What Drudgery This Mortal Coil?

Dried chilies ready for grinding.

The coronavirus pandemic is changing us. Changes are just beginning. We’re not ready, change is likely permanent, and there’s no going back.

Attempts at social distancing push us to stay home and make constructive use of time. I don’t like what I see in this new awareness.

I’m not talking about our home with a fair share of boomer-style clutter. We seem to be at a point where the richest one percent of the population has extracted as much as they can from the rest of us. We are entering a post-consumer society in which assumptions about the past are out the window.

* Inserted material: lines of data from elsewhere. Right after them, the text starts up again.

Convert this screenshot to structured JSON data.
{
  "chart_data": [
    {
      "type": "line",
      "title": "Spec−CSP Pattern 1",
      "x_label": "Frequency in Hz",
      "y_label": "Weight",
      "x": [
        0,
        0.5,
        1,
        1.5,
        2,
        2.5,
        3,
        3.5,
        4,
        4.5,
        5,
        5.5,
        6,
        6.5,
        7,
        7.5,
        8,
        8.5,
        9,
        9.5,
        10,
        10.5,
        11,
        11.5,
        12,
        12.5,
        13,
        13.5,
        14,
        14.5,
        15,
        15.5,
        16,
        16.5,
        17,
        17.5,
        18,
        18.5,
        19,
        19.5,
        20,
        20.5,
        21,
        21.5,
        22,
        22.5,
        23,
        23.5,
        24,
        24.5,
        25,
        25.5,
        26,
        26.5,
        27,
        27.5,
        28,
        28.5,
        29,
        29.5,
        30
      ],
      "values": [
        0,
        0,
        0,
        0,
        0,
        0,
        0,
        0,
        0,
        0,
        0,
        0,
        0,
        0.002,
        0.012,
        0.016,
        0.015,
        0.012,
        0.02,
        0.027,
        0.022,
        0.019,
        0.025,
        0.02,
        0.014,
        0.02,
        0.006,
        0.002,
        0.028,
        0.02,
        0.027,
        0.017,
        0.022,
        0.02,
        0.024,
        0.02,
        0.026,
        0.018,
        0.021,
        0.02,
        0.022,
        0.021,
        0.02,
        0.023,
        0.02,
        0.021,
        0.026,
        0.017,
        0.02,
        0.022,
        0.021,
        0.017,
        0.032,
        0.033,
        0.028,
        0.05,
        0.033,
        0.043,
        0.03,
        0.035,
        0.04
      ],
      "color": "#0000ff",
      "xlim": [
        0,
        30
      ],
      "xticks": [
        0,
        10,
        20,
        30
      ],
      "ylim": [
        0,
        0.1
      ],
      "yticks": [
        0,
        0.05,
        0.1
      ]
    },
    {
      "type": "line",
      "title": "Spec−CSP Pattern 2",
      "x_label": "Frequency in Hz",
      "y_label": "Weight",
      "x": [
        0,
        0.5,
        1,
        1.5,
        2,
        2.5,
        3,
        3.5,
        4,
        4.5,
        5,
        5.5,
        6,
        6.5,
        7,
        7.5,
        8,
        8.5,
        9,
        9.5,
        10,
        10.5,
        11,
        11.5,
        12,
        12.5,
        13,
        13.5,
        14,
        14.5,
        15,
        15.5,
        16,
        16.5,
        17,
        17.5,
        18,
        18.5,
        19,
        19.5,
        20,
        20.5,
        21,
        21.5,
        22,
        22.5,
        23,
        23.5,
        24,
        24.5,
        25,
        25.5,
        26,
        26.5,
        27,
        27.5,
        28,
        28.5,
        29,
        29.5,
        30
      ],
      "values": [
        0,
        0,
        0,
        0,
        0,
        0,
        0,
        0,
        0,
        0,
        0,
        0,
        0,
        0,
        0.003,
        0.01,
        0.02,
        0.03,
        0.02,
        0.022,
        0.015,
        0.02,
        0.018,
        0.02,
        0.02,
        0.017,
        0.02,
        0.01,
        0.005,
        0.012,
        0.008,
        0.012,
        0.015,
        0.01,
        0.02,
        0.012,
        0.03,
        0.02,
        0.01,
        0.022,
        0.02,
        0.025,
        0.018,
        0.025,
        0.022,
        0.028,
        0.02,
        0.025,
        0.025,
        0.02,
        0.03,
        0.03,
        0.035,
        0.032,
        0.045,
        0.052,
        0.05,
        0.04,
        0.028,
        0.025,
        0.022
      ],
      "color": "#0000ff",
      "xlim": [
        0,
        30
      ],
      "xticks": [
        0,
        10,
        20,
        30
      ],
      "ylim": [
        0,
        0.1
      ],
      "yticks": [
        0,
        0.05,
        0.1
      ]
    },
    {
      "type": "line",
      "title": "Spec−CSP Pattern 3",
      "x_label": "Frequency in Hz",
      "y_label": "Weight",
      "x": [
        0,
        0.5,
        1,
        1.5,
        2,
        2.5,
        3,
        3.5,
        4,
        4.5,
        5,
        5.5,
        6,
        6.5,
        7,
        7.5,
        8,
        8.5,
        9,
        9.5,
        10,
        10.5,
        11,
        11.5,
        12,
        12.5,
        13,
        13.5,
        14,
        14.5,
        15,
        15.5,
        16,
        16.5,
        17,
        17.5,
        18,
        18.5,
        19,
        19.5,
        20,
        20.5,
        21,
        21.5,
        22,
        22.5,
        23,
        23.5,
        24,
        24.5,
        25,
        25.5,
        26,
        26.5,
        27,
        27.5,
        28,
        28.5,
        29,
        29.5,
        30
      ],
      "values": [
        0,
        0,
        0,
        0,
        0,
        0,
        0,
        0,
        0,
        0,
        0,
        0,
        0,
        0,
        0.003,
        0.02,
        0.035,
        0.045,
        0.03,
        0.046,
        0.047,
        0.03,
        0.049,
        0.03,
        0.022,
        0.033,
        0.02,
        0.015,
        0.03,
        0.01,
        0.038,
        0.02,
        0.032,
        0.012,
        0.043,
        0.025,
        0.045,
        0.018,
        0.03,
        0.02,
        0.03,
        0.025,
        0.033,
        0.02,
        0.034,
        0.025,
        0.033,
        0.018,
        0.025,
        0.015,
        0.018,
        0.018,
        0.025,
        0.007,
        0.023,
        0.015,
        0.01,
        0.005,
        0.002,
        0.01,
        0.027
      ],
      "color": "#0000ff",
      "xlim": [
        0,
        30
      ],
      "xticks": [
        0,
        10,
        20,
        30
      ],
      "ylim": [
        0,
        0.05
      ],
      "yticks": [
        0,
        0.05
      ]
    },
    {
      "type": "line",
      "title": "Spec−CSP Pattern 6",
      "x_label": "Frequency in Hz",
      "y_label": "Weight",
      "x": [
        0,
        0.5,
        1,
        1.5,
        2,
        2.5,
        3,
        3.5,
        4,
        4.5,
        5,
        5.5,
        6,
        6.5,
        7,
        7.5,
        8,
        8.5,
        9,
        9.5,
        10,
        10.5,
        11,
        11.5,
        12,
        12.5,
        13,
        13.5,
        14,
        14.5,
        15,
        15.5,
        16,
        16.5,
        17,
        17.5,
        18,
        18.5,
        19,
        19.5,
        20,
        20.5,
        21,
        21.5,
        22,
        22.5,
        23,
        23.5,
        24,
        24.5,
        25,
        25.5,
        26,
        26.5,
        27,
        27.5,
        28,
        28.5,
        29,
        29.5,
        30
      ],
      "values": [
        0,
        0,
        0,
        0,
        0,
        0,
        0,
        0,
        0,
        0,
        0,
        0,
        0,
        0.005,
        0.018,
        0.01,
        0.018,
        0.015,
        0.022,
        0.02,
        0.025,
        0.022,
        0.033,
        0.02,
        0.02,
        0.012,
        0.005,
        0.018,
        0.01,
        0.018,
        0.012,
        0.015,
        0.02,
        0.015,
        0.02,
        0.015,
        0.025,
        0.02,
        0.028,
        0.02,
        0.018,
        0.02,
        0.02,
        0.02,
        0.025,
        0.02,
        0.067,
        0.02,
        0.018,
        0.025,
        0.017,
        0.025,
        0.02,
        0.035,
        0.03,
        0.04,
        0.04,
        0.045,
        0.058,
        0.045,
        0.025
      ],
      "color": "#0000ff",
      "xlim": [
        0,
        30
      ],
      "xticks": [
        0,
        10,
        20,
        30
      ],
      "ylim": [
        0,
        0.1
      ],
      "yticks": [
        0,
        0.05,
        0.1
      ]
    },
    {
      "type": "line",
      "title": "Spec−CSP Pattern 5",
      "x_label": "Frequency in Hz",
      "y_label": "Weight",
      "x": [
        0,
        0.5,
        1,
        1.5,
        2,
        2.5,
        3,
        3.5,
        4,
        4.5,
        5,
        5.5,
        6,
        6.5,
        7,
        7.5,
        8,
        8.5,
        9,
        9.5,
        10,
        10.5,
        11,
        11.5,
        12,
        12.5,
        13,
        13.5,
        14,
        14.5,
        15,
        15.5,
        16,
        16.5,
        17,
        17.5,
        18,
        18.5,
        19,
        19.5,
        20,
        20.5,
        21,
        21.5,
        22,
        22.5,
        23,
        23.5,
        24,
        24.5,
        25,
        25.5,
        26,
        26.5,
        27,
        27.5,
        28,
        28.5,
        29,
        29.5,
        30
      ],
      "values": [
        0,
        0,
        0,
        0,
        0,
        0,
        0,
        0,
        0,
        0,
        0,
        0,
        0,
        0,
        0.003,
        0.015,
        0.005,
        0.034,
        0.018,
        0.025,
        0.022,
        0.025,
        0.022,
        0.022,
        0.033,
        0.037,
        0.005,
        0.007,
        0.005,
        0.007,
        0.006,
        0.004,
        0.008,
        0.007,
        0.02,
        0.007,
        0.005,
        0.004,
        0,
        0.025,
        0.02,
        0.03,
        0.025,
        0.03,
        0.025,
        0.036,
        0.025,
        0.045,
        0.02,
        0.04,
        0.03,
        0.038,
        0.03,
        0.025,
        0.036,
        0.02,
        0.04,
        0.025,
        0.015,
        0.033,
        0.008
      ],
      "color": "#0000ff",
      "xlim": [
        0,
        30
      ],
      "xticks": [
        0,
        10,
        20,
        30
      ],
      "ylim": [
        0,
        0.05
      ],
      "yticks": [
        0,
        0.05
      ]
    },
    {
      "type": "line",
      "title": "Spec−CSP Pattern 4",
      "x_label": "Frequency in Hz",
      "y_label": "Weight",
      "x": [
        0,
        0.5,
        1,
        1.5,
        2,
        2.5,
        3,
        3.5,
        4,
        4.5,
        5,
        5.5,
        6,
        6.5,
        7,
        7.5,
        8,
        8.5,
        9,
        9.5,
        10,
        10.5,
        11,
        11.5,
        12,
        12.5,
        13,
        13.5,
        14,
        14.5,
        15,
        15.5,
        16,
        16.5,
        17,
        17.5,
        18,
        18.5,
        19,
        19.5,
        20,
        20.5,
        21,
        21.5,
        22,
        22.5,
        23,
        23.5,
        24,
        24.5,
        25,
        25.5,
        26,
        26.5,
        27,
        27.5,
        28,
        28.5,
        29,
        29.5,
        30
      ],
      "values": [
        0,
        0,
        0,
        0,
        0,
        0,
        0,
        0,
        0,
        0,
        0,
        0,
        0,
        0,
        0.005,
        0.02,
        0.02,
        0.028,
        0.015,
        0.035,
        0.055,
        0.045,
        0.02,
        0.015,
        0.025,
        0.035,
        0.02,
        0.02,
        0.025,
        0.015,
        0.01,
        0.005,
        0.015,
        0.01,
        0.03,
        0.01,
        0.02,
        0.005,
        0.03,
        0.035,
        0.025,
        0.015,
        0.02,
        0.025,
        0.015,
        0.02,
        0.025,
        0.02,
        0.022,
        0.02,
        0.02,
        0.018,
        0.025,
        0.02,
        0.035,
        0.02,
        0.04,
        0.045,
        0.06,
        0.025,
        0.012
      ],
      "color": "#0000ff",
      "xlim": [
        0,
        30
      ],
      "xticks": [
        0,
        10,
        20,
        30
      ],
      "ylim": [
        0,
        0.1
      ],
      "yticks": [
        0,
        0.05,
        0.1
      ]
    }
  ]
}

We’ve been inoculated and gained immunity to everything unrelated to meeting basic needs: the president’s lies and obfuscation, the GOP U.S. Senate lining the pockets of big business, the climate crisis, nuclear annihilation, foreign affairs, you name it. It will take all we have to survive and make ends meet. Other concerns? They are not ours as we hunker down to defend against the coming social apocalypse.

I discussed our tax return with a professional who characterized us as a “low-income household.” I did not know. Translated: anything we paid in federal and state taxes through payroll will be refunded. The tax refunds will go to paying debt incurred during lean times, a quotidian use of the money to be sure. Nothing will be left for the one percent.

So it begins – our life in the post-consumer society. We’d best embrace it. If we can there is hope we can do better than merely survive. If we can’t, what drudgery will be this mortal coil?